Random Forest

Random Forests builds a ‘forest’ of several Decision Trees, with each tree trained on a different subset of data to predict the outcome. It uses Bagging technique and feature randomness when building each individual tree to create an uncorrelated forest of decision trees.

To generate results, each tree in the forest will generate a prediction from a given set of features and in the end the most commonly occurring prediction is chosen as the final prediction by majority vote.


Algorithm:

  1. Create "Bootstrap Samples" as samples of data with a subset of features.
  2. Create Decision Trees for each Bootstrap Sample.
    • Note that Trees are made independently from one another, and not all features are considered while making an individual tree; making each tree different.
  3. Majority Voting(for classification) or Averaging(for regression) of created models is used to select best model.

Notes:

  • Random Forests can be considered an Ensemble Model as they use Bagging where deep trees, fitted on bootstrap replicas, are combined to produce an output with lower variance.
  • Random Forests can be used for both Classification and Regression tasks:
    • For classification tasks, the output of the random forest is the class selected by most trees.
    • It can be utilized in regression tasks, then the mean or average prediction of the individual trees is returned.
  • Random Forests are highly stabile because their result is based on majority voting or averaging.
  • The training dataset is randomly split into multiple samples based on the number of trees in the forest.
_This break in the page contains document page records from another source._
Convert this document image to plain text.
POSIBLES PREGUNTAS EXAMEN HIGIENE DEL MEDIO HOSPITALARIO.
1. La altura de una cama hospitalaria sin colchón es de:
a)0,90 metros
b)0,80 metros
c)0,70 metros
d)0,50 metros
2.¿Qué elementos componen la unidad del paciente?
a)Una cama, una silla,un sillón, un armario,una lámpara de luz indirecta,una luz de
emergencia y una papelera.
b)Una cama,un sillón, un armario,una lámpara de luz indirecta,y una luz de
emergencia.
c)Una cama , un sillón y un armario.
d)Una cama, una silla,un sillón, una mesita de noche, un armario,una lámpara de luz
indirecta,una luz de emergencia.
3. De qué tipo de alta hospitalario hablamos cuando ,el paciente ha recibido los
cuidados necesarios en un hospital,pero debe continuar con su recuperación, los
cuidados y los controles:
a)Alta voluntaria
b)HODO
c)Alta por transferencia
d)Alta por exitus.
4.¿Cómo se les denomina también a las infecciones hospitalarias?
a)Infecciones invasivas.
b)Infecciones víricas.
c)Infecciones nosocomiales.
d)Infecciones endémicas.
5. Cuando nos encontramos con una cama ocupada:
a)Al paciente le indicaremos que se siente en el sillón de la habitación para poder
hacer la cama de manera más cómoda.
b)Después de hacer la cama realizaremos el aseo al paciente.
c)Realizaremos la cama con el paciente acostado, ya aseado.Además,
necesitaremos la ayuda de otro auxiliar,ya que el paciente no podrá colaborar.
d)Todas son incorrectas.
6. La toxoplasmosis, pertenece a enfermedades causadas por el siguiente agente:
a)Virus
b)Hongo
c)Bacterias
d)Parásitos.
The number of trees is set via a hyperparameter and the optimal feature is used for splitting.
  • Random forest works well on large datasets with high dimensionality as the algorithm inherently performs feature selection.
  • It is not sensitive to outliers.
  • Random Forest can be prone to Overfitting although this is less than Decision Trees and can be mitigated to some degree with pruning.
  • It provides a low level of interpretability, however by extracting “feature importance” it can be improved.

Main parameters:

  • Max depth: Longest Path between root node and the leaf. As this parameter increases, amount of information is extracted from the tree will also increase. But it can't be too large as it'll cause Overfitting.
  • Min sample split: The minimum number of observations needed to split a given node.
  • Max leaf nodes: Conditions the splitting of the tree and hence, limits the growth of the trees.
  • Min samples leaf: minimum number of samples in the leaf node.
  • N-estimators: Number of trees. Increasing this parameter lowers Overfitting. It's initially set to square of the number of features and then optimized.
  • Max sample: Fraction of original dataset given to any individual tree in the given model.
  • Max features: Limits the maximum number of features provided to trees in random forest model.
  • Criterion: Method of splitting the nodes in each tree including Log Loss or Measure of Impurity such Entropy, Gini impurity.

Advantages:

  • Fast to train.
  • Capable of parallel processing.
  • Very stable and often can provide high quality results.
  • It's immune to Curse of Dimensionality as each tree does not consider all the features, the feature space is reduced.

Disadvantages:

  • Prediction task is not very fast, Specially with high number of trees in the forest.
  • Difficulty in tuning: With high number of trees in the forest, the tuning becomes complex and computationally expensive.
  • It's highly complex and not as easy to interpret as Decision Trees algorithm.
  • High memory consumption